‘From A War Zone To An MBA’: Stanford Students Successfully Deliver Equipment To Ukraine

Stanford MBA student Alex Clark (pictured) and Andrei Molchynsky delivered two ambulances and 70 radios to the city of Kryvyi Rih in Ukraine. Courtesy photos

When Russia began its invasion of Ukraine in February, Stanford MBA students Andrei Molchynsky and Alex Clark wanted to help.

The two built a team and, cutting their summer breaks short, flew to Hungary and drove nearly 2,000 miles to deliver ambulances and encrypted communication devices to Kryvyi Rih, a city of just under 650,000 struggling to provide medical support for a flood of refugees. Kryvyi Rih is also Molchynsky’s hometown.

The mission became what is now known as Project Independence Day. While the journey was full of unknowns, snap decisions, and grave realities of a full-fledged war, the team successfully delivered two — soon to be three — vehicles and nearly 70 radios to the frontlines.

Poets&Quants spoke with Clark and Molchynsky prior to their August 18 departure. Here, they share their journey traveling to a war zone to support a country that’s still in desperate need of help — and what they’ll take with them in their final year at Stanford.

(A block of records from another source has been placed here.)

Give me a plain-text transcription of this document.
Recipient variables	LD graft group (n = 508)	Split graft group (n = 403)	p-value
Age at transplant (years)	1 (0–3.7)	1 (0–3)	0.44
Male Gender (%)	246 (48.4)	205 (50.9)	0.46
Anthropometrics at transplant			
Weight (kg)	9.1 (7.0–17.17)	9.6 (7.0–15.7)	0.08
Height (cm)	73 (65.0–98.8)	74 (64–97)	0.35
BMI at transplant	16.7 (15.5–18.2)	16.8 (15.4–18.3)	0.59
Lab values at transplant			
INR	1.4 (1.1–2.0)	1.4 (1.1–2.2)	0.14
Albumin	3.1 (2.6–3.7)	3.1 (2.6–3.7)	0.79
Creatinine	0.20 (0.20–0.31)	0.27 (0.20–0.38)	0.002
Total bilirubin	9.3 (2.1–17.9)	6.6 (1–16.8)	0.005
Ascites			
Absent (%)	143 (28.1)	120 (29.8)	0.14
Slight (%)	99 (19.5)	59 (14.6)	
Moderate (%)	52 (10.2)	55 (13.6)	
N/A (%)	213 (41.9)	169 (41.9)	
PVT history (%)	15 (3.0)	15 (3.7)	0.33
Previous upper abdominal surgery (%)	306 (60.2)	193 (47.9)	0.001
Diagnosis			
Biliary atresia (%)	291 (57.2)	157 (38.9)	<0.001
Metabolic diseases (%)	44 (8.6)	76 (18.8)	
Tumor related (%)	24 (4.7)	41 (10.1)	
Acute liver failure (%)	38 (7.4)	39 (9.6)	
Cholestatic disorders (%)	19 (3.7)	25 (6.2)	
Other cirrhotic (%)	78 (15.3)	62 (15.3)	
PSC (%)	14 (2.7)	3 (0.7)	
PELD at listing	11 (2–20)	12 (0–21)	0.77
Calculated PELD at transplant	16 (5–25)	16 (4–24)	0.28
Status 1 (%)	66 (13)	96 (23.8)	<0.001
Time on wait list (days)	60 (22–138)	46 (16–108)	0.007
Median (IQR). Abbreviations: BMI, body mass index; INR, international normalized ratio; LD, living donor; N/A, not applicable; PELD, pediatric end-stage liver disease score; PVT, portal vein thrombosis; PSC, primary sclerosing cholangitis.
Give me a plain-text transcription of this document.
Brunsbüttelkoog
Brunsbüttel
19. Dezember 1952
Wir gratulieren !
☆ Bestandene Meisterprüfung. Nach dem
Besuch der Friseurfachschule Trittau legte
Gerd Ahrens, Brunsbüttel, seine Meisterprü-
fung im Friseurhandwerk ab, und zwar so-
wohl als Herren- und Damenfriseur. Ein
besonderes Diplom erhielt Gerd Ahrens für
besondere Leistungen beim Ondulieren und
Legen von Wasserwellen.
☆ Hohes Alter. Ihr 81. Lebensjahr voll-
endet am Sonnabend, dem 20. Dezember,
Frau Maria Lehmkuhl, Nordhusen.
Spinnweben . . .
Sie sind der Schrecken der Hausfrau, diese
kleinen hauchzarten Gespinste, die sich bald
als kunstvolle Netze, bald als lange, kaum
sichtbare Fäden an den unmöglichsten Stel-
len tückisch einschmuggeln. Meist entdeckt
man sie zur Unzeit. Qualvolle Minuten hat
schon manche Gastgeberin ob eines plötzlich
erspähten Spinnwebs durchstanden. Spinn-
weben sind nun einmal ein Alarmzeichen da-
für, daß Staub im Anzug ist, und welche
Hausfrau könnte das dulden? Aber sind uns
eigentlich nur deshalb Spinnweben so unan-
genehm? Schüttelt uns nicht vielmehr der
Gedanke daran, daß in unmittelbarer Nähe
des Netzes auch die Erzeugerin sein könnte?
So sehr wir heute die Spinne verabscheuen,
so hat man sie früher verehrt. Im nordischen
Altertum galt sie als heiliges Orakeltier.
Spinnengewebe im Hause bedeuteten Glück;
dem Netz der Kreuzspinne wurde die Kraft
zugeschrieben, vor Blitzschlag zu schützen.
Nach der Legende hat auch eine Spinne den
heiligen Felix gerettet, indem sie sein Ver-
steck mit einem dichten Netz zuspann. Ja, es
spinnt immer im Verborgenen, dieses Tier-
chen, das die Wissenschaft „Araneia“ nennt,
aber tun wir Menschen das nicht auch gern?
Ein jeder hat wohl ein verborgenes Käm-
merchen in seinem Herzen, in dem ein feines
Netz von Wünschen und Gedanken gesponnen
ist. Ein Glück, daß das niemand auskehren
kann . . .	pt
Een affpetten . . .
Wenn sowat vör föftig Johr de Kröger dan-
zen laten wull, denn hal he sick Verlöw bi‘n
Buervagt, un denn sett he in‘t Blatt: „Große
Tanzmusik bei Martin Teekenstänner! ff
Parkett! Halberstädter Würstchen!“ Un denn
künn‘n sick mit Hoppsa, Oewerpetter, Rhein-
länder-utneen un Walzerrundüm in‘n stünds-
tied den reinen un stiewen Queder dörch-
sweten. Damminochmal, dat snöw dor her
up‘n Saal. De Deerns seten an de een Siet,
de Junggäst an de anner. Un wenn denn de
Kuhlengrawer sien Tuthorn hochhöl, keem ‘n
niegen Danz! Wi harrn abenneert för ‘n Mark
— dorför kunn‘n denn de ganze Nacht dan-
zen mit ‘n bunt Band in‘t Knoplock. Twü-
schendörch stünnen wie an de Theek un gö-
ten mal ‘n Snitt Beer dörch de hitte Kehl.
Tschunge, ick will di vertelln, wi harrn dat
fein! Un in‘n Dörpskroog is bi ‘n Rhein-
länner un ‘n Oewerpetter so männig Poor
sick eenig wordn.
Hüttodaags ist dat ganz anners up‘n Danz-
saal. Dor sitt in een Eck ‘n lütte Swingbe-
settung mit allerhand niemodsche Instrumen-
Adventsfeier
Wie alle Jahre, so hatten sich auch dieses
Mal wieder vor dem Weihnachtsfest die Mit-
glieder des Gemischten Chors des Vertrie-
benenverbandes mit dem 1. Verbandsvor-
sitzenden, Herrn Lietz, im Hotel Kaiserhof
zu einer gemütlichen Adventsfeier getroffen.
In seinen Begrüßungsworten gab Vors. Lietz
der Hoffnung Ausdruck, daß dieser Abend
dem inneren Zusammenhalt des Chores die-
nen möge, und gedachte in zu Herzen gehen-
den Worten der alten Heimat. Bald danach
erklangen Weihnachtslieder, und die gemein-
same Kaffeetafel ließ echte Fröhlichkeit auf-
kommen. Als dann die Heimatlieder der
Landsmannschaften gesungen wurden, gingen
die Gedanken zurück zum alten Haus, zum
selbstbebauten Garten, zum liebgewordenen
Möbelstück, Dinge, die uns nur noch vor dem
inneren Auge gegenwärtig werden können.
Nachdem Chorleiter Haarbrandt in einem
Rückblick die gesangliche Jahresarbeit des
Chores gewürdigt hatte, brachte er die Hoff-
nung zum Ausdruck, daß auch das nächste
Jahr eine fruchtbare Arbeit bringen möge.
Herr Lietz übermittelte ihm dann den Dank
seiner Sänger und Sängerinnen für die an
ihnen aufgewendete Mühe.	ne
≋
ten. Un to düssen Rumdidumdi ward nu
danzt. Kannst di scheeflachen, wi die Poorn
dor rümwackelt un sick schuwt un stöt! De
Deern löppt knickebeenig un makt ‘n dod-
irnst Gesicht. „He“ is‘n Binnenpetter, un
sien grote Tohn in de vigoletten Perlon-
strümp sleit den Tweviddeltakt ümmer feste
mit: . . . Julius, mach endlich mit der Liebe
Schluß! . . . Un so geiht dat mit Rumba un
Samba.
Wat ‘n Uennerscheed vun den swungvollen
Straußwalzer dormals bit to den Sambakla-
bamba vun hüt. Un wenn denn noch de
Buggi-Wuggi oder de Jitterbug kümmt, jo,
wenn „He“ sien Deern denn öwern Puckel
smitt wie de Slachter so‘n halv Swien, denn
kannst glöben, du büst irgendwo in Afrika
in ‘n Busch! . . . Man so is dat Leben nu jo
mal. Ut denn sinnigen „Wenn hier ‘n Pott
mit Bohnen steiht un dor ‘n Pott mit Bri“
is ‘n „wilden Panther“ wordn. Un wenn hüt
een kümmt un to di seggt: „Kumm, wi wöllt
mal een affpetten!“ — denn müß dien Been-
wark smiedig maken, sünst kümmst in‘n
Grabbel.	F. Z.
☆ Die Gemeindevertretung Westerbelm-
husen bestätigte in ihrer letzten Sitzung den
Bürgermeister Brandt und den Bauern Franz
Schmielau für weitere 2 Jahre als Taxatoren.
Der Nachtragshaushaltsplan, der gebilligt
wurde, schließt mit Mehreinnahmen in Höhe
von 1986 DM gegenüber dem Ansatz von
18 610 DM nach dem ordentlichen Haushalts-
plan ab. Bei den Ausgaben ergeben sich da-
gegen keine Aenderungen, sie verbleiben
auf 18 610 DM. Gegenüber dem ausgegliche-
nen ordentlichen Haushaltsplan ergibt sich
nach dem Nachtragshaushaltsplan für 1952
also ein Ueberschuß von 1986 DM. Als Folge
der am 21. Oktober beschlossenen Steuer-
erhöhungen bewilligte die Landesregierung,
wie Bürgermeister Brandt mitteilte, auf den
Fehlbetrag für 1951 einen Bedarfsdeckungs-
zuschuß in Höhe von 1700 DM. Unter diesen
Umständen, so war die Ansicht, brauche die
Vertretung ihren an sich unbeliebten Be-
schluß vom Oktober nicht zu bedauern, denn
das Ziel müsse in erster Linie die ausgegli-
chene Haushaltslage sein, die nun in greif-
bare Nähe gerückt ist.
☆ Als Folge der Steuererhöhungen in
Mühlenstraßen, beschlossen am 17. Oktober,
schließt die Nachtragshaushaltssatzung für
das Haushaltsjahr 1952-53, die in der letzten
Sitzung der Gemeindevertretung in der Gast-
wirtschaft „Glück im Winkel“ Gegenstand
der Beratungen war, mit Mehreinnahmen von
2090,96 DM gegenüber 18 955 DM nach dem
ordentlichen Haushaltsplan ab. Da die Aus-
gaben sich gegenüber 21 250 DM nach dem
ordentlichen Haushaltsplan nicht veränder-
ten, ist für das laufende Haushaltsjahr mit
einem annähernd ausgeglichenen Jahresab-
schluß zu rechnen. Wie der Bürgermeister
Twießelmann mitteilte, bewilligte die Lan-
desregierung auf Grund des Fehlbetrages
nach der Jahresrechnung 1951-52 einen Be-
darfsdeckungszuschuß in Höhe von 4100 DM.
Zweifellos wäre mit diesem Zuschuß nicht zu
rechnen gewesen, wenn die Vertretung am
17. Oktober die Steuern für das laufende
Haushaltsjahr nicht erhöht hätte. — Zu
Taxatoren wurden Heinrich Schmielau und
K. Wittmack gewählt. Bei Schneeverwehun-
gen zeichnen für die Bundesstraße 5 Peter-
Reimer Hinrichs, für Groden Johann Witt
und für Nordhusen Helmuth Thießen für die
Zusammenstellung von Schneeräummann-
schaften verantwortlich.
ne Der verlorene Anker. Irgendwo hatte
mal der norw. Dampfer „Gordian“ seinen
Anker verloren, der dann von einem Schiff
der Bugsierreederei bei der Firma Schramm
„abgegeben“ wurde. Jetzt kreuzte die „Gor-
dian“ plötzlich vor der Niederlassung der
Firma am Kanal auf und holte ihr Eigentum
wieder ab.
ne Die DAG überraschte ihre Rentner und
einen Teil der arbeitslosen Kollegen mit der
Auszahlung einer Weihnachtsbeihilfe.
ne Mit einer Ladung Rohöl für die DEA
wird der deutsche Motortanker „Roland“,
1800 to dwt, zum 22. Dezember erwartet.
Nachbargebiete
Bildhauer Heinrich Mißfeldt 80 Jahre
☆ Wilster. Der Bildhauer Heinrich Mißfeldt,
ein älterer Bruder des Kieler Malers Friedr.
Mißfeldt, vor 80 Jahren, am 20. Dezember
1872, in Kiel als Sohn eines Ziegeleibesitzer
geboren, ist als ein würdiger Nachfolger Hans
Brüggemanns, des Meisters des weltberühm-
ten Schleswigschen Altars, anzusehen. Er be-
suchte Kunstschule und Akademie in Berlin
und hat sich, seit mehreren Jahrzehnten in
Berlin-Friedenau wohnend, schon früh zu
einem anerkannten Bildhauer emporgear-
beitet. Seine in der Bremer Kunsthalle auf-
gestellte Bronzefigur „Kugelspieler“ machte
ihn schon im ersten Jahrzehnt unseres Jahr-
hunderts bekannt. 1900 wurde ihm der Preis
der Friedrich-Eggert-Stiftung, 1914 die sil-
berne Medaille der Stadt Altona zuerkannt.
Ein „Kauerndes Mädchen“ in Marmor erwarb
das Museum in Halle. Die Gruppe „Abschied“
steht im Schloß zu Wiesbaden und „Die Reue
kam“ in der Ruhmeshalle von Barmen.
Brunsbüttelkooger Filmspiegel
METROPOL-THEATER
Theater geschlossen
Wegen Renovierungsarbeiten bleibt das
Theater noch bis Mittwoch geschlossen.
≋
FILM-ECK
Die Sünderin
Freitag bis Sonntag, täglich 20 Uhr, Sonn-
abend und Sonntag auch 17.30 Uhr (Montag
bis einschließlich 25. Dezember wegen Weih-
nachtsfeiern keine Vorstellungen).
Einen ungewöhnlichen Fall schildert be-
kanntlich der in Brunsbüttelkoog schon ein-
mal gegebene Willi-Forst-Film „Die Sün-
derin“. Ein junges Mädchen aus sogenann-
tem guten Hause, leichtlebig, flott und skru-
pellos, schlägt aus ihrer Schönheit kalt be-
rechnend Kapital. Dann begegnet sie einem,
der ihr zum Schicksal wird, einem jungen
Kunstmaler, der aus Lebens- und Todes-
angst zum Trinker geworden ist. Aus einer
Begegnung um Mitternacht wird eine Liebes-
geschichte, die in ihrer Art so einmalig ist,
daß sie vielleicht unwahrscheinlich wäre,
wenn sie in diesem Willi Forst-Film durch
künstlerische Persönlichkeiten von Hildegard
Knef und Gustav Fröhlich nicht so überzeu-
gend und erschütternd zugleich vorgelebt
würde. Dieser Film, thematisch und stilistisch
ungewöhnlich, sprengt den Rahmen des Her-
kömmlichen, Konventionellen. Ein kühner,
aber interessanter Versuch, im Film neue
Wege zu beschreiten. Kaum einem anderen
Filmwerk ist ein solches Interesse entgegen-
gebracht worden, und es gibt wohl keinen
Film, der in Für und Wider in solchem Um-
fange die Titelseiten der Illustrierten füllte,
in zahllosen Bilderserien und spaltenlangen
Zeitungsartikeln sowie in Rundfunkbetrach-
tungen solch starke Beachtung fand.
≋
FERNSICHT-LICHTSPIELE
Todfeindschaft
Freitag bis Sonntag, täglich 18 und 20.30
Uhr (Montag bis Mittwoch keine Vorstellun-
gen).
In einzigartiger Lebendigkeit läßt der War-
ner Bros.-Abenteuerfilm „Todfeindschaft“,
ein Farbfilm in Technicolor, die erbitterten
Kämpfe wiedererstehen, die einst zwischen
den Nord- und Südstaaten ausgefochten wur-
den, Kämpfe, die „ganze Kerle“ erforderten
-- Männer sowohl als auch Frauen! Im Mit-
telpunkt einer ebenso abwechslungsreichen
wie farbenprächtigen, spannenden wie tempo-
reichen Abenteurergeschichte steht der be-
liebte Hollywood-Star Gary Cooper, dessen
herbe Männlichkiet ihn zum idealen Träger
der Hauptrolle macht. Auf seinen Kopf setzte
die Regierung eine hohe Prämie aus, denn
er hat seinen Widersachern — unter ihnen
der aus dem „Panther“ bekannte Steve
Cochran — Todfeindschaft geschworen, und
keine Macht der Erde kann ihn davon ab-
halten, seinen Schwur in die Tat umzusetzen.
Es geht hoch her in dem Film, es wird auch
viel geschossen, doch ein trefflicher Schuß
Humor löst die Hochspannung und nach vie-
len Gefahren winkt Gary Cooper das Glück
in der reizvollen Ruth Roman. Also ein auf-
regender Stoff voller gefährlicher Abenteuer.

Molchynsky and Clark’s original goal was to raise $100,000, but they ended up raising $120,000 through their own fundraising outreach efforts and by working with the Ukraine Student Association at Stanford as well as the Ukrainian Freedom Fund, British-Ukrainian Aid, and the EBRD Community Initiative.

As they neared their departure date, they added two more members to their four-person team, as well as two Ukrainian escorts. These escorts would meet them at the Ukraine border crossing to act as interpreters, help them go through checkpoints, and safely deliver their equipment.

Once arriving in Budapest on August 18, the team had 48 hours to prepare for their arrival in Ukraine; the plan was to head to the Slovakia-Ukraine border crossing at 1 a.m. on August 20.

Although they’d secured three ambulances, they soon discovered that one had mechanical issues. They decided to temporarily leave the third ambulance behind, which is set to be fixed by September 2. On September 5, they’ll have one of their team members join an escort to make another trip to Kryvyi Rih to finalize the delivery.


With the two ambulances in tow, it was time to cross the Slovakian border into Ukraine.

In the early hours of that morning, two Ukrainian escorts walked across the border from Ukraine to Slovakia to meet the team. Unfortunately, the border crossing didn’t go as planned; It turned out they didn’t have an export license for the vehicles that would be accepted by Slovakia, so they couldn’t cross. They decided to head to the Hungary-Ukraine border instead.

But before they went to this border, they split up their team; there were concerns that they had too many personnel with the two ambulances. A team member and an escort crossed the Slovakia-Ukraine border by foot, and, once the rest of the team made it across the border — in under an hour, thankfully — they met up on the other side and continued their journey to Kryvyi Rih.